One big draw back to this story of the birth of the theory that led to the stages of grief, of course, is that it was developed by studying an entirely different class of people than those it is commonly used to help. As any beginning graduate student in just about any science based field knows, this is a dubious position for any theory to be in. And, given that position, it can be said to be nothing short of a miracle that so many people (perhaps millions) have claimed that understanding the stages of grief has helped them to persevere through difficult bouts of grief (some struggles take decades to see themselves through). Few other theories can have such a mismatch in their development and still be given such credit for healing. Further, it is very interesting to note that it is widely accepted, even by those who use the five stages of grief routinely in their professional practices, that the theory has never been adequately tested through the scientific process (and, if it was tested, it’s almost universally assumed that the theory would be quickly debunked. The previously mentioned discrepancy between how it was developed and how it is commonly used is almost enough to make that clear without even lifting a finger to plan a scientific study.) It is almost as if the grieving process should be thought of as a work of literature or philosophy rather than as a piece of science. Fortunately for the practitioners of counseling and psychology, however, literature and philosophy (combined, often, with theology) have led to many strategies that are successful with clients.

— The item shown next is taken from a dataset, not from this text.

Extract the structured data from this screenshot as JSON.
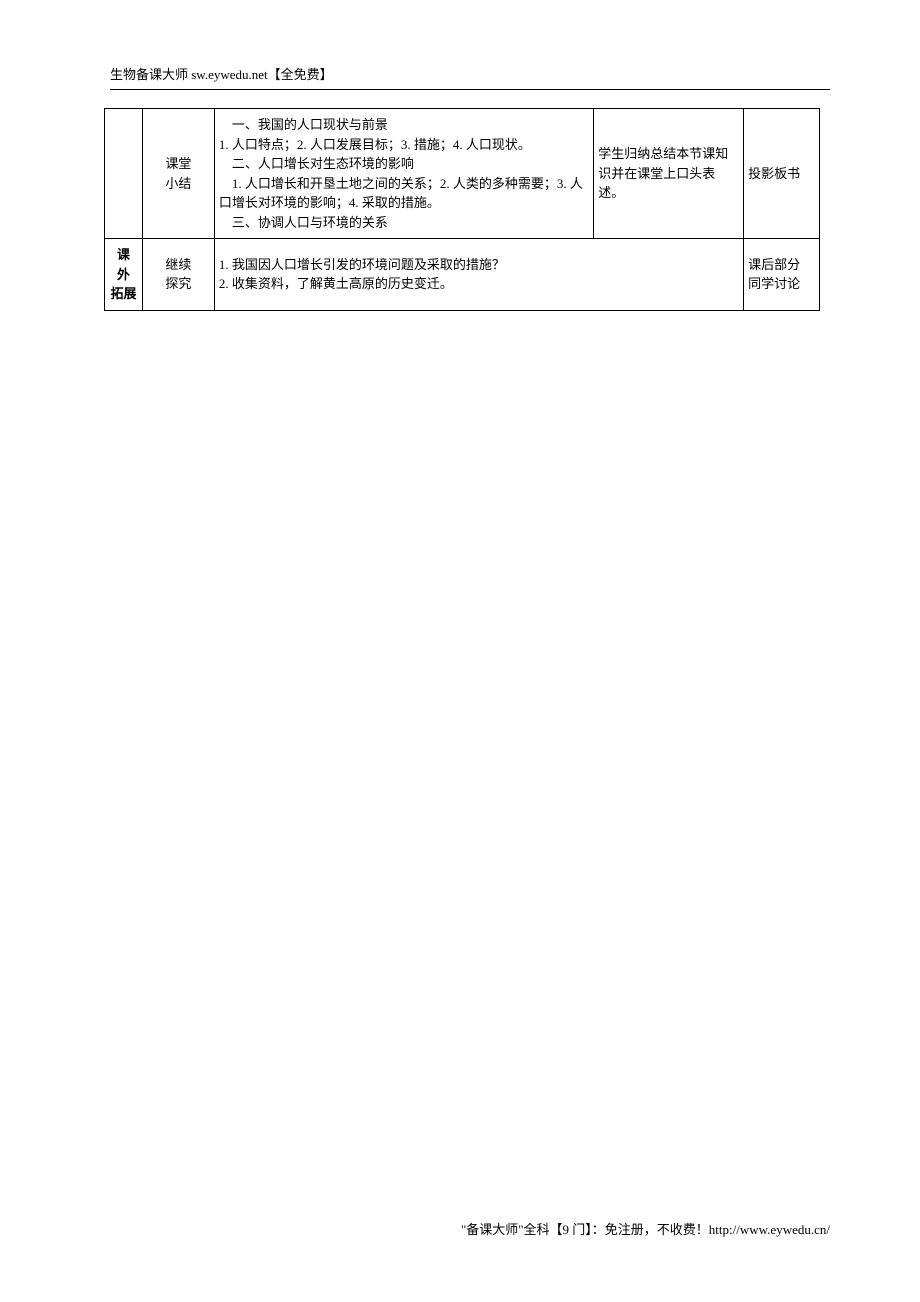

Nevertheless the scientific drawbacks of the grieving process have led to many alternative models that have, for their practitioners, proved just as helpful. One famous expert has shown – this time through scientific research – that most people who lose a loved one do not show much hint at what can be thought of as “grief.” Rather, his research shows, people tend to stay perpetually in the state that the process of grief would call “acceptance.” Resilience is another term that experts who prefer this later model often use. The model that has sprung from this line of thinking contends that grief simply does not exist and, therefore, there are no stages of grief. The process of grief, in that case, would be far less complicated and issues that might be confused as being caused by grief – such as lashing out at loved ones who are trying to help –would fall under the realm of some other psychological model, one that has nothing to do with the loss of a loved one.
While the book is still proverbially out on the grieving process, it has, indeed, been a tremendous help to people across the world for decades.